2.2.2.6. Aile Büyüklüğü

Potansiyel bir turistin medeni durumu ve aile büyüklüğü, turistik faaliyetlere katılacak bu kişinin tüketici davranışları üzerinde etkili olmaktadır.

Aile büyüklüğüne göre tüketiciler, genç bekâr, genç evli, çocuklu genç evli, çocuksuz yaşlı evli, çocuklu yaşlı evli, dul, vb. gibi sınıflandırılabilirler (Marangoz, 2000, 19).

Yapılan araştırmalar, evlilerin bekârlara ve çok çocuklu ailelerin ise az çocuklu ailelere kıyasla turizm hareketlerine katılma oranlarının daha az olduğunu ortaya koymuştur (Doğan, 2004, 46). Örneğin, bekâr ve tek başına seyahat eden bir kişi, kullanacağı ulaşım aracı ve geceleyeceği konaklama tesisi konusunda çok fazla seçici davranmazken; çocuklu bir aile seyahat esnasında geceleyeceği konaklama işletmesi kararlarını verirken çok daha seçici davranacaktır.

Bir ailedeki çocuk sayısı turizm talebinde oldukça önemli bir etkiye sahiptir. Çok çocuklu aileler, çocuk yetiştirmenin yüksek maliyetinden dolayı, kamping ve karavan tatilleri gibi ekonomik fiyatlı tatil seçeneklerini talep edebileceklerdir (Swarbrooke ve Horner, 2004, 147).
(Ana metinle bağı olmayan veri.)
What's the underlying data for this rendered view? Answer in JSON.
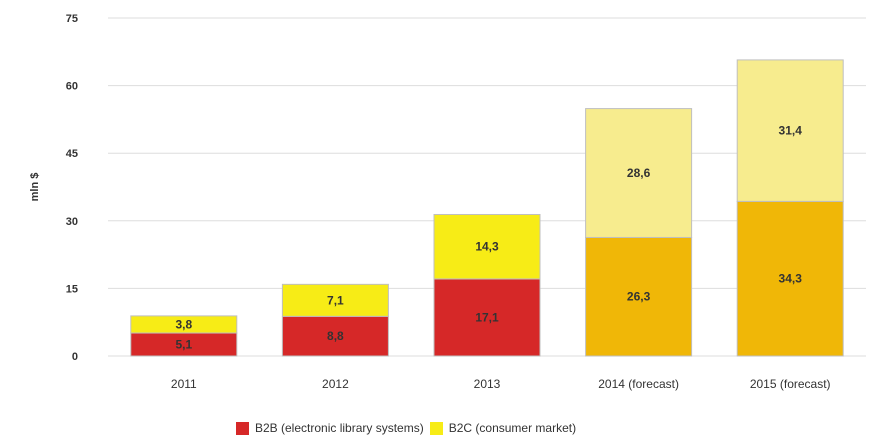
{
  "chart_data": {
    "type": "bar",
    "stacked": true,
    "categories": [
      "2011",
      "2012",
      "2013",
      "2014 (forecast)",
      "2015 (forecast)"
    ],
    "series": [
      {
        "name": "B2B (electronic library systems)",
        "values": [
          5.1,
          8.8,
          17.1,
          26.3,
          34.3
        ],
        "labels": [
          "5,1",
          "8,8",
          "17,1",
          "26,3",
          "34,3"
        ]
      },
      {
        "name": "B2C (consumer market)",
        "values": [
          3.8,
          7.1,
          14.3,
          28.6,
          31.4
        ],
        "labels": [
          "3,8",
          "7,1",
          "14,3",
          "28,6",
          "31,4"
        ]
      }
    ],
    "colors": {
      "b2b_actual": "#d62828",
      "b2c_actual": "#f7ec16",
      "b2b_forecast": "#f0b707",
      "b2c_forecast": "#f7ec8e"
    },
    "forecast_categories": [
      3,
      4
    ],
    "ylabel": "mln $",
    "ylim": [
      0,
      75
    ],
    "yticks": [
      0,
      15,
      30,
      45,
      60,
      75
    ],
    "grid": true,
    "legend_position": "bottom"
  }
}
Ailedeki çocukların yaşları da tatil kararlarında etkili olacak faktörlerdendir. Çocukları 2–5 yaş arasında olan aileler; güvenlik konusuna ve havuz ya da balkon kenarlarında koruma olup olmadığına dikkat edeceklerdir. 5–12 yaş arasında olan çocuklar, benzer yaştan çocuklarla oyun oynamaktan ve beraber vakit geçirmekten hoşlanırlar. Çocukları bu yaşlar arasında olan aileler, çocuklarına bu tür imkânlar sağlayan, aktiviteler sunan tesisleri tercih edeceklerdir. 13–18 yaş arasındaki çocuklar ise genellikle bağımsızlığı ve eğlenceyi daha fazla istemekte ve yetişkin faaliyetlerine daha fazla eğilim göstermektedirler. Dolayısıyla çocukları bu yaş aralığında olan aileler de, çocuklarına bu tür olanaklar sunan tesislere ilgi göstereceklerdir (Swarbrooke ve Horner, 2004, 147).